From gardening she gets to see food growing in the dirt, she participates in watering, weeding, picking, and then she gets to eat the final product.
Navigating the social aspect of eating is also something that is a daily learning process for us. In our culture, food is a central part of birthday parties, holidays, social gatherings, etc. Because most of the food offered at these gatherings are not vegan, learning how to navigate the social implications of our lifestyle is necessary. This may be politely refusing an offer of non-vegan food, bringing a substitution when possible to gathering/vegan snacks or if necessary, doing without food when no other options are available until the event is over.
Raising children with an understanding of why we don’t eat animal products is so essential.
Our daughter understands why we sometimes don’t eat when others do, because the food contains “animals/stuff from animals”.
If we just gave her a big ol’ list of “NO” foods without an age-appropriate reason, she could easily be resistant or resentful.
We incorporate humane education into our homeschool curriculum. Lily-rain understands that we do not eat animals because of the way they are treated and because there are plenty of other options to be healthy without hurting animals. Treating living beings with respect is something that we stress in our daily life. Even the products that we use I make sure is cruelty free such as non beeswax crayons, vegan friendly paint etc.

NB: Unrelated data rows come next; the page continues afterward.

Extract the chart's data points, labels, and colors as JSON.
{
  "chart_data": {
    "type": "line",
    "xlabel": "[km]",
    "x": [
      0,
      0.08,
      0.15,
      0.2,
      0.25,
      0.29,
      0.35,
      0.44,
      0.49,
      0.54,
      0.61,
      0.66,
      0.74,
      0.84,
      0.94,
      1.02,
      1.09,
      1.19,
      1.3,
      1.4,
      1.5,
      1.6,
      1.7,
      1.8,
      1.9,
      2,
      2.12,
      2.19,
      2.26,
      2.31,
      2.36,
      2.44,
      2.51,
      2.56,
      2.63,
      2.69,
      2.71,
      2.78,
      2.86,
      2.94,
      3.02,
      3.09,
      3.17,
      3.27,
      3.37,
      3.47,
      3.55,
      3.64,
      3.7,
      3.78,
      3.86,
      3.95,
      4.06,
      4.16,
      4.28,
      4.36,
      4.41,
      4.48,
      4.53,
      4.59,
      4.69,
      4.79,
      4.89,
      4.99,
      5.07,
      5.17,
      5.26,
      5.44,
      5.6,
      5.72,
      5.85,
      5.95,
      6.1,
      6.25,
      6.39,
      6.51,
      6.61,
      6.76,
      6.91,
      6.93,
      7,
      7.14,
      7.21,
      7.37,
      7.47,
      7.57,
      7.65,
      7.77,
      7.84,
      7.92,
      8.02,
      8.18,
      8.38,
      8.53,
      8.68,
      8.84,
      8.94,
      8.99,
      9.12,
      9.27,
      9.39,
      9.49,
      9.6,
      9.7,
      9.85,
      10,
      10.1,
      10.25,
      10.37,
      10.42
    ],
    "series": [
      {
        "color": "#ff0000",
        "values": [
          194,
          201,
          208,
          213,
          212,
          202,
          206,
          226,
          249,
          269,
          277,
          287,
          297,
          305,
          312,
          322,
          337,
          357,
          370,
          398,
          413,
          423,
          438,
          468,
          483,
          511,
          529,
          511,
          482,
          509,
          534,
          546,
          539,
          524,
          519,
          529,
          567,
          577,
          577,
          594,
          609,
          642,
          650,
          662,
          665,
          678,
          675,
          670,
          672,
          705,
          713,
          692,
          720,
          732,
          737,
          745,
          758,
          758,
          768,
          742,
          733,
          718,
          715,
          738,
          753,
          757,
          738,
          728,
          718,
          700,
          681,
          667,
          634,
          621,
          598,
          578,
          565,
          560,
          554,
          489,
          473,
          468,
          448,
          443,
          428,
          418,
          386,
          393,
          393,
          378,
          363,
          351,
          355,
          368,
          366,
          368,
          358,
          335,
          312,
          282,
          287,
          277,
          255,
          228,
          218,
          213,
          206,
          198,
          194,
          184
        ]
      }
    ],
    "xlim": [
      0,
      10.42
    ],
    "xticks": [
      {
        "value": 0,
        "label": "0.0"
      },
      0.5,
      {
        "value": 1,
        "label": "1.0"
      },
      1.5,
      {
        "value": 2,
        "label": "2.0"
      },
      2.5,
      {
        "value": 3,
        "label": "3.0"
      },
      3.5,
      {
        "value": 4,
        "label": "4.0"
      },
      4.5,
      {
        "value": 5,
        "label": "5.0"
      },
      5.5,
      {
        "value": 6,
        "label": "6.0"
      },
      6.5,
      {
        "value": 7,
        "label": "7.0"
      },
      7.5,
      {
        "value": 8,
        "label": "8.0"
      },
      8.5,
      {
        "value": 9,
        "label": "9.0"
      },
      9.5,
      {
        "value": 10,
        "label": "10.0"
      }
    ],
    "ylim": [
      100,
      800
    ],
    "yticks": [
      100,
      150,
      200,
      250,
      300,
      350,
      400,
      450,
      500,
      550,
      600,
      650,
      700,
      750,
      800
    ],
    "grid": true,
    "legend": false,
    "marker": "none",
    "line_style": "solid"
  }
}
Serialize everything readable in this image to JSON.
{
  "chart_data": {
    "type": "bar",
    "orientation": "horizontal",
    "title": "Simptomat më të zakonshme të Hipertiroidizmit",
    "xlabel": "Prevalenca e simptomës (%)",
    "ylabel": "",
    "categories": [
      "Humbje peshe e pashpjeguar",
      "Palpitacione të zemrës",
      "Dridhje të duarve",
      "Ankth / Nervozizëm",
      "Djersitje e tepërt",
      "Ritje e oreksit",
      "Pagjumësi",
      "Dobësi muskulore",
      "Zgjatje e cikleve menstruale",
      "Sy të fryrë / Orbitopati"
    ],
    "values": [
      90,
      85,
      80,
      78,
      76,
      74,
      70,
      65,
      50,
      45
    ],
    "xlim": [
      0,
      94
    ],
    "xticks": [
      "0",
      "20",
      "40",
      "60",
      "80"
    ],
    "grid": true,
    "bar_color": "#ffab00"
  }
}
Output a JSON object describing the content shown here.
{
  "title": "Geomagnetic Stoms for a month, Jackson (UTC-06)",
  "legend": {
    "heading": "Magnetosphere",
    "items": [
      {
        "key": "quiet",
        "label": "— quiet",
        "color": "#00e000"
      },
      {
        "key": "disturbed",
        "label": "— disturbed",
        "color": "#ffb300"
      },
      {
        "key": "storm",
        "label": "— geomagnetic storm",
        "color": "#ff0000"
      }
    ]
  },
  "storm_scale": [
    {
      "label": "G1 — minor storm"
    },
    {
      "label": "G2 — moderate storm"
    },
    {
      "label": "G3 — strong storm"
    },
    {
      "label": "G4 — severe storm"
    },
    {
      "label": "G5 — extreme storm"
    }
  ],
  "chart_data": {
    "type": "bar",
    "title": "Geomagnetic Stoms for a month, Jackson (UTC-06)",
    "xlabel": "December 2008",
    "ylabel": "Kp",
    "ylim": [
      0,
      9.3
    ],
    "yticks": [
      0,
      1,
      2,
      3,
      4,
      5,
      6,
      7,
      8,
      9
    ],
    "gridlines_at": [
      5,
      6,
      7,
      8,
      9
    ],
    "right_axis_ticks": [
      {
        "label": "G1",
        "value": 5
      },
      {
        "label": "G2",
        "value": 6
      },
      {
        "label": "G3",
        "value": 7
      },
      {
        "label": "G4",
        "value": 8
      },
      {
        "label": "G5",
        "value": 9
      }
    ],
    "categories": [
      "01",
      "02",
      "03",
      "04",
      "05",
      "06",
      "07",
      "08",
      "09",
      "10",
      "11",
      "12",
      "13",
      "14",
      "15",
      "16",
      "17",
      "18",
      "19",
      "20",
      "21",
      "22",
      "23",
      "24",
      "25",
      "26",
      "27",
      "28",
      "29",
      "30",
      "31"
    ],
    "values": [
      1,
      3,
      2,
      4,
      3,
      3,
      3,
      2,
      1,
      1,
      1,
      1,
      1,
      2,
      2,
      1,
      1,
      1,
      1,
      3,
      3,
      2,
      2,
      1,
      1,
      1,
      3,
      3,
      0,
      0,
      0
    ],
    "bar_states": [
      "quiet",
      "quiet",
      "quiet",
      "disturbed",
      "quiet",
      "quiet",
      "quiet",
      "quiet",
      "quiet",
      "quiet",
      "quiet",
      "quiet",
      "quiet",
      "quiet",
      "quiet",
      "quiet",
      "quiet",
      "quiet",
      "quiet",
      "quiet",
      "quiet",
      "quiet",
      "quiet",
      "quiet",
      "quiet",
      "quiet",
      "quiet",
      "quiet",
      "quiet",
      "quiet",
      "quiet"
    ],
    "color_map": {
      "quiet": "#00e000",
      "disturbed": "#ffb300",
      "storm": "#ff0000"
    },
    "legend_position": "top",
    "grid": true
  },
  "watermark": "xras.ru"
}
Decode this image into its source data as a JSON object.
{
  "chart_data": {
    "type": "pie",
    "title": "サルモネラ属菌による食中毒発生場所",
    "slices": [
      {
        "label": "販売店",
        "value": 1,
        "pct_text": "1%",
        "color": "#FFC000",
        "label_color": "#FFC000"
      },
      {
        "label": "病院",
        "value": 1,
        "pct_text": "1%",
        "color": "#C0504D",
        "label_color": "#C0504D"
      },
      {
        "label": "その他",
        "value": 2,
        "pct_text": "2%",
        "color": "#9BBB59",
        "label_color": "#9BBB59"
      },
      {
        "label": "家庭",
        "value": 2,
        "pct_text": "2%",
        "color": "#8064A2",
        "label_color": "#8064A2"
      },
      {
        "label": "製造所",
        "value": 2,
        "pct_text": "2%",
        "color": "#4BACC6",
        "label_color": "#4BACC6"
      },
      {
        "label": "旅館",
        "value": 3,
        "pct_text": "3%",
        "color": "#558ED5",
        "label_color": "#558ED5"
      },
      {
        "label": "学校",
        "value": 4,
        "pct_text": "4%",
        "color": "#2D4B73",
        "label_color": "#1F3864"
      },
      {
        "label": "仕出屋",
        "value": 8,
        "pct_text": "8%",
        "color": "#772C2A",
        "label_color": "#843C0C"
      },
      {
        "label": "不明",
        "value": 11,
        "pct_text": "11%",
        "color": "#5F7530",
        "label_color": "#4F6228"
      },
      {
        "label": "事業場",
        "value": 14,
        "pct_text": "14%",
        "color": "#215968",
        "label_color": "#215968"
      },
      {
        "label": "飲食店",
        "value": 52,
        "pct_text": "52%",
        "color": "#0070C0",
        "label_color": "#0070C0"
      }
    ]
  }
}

We also stress living a gentler lifestyle and being mindful of our footprint on our planet by recycling bottles and cans,walking or taking the bus, bringing tote bag when going shopping etc.
Our humane education does extend to humans – we cannot come at people from a place of judgment and expect them to accept or embrace our lifestyle.
Education, compassion, doing our best daily – these are the ways that vegan ideals are passed on.
We have a mixed household – the children and I are vegan but my spouse is omnivorous, so this is important. While we have rules, our daughter does see consumption of animal products on occasion by dad. Our daughter, while she does ask daddy to not eat animals, she is also learning to be compassionate and understand that some people do eat animal products, but that it is more productive to educate our friends and family on veganism than to pass judgment.
One very important part of our education is understanding the importance of the choices we make. As vegans, we sometimes do without certain things – food, health and beauty products, types of clothing. Luckily it hasn’t been much of an issue especially in regards to birthday presents and stuff for her since most people are really respectful of our decision. In homeschooling, our choices also extend to educational opportunities – we do not participate in homeschool days at the aquarium or the Honolulu zoo, and pass on social outings to petting zoos, circuses and rodeos. Instead we find opportunities that are more in line with our ethics – we love the botanical gardens,beach/ Lagoons,crafts at park, hiking,children’s museum/discovery center, and would love to go to a farm animal sanctuary again here.
Like most homeschoolers, we do a lot of reading. I try to include books that feature vegetarian or vegan characters, and cover topics such as kindness to animals(we LOVE Ruby Roth books!!) and living a more natural lifestyle. It is helpful to have reading choices where our lifestyle is encouraged, and reinforces our beliefs & morals. This is no different from seeking out books (or even tv shows) that feature homeschooled characters, so that our homeschooling lifestyle is not seen as anything but normal.
Our goal for homeschooling our child (children??) is to raise compassionate, educated, independent thinkers,life long learners with a strong awareness of the world around us, and with a kind heart. I think that incorporating vegan based education for morals into our homeschool will help us accomplish this.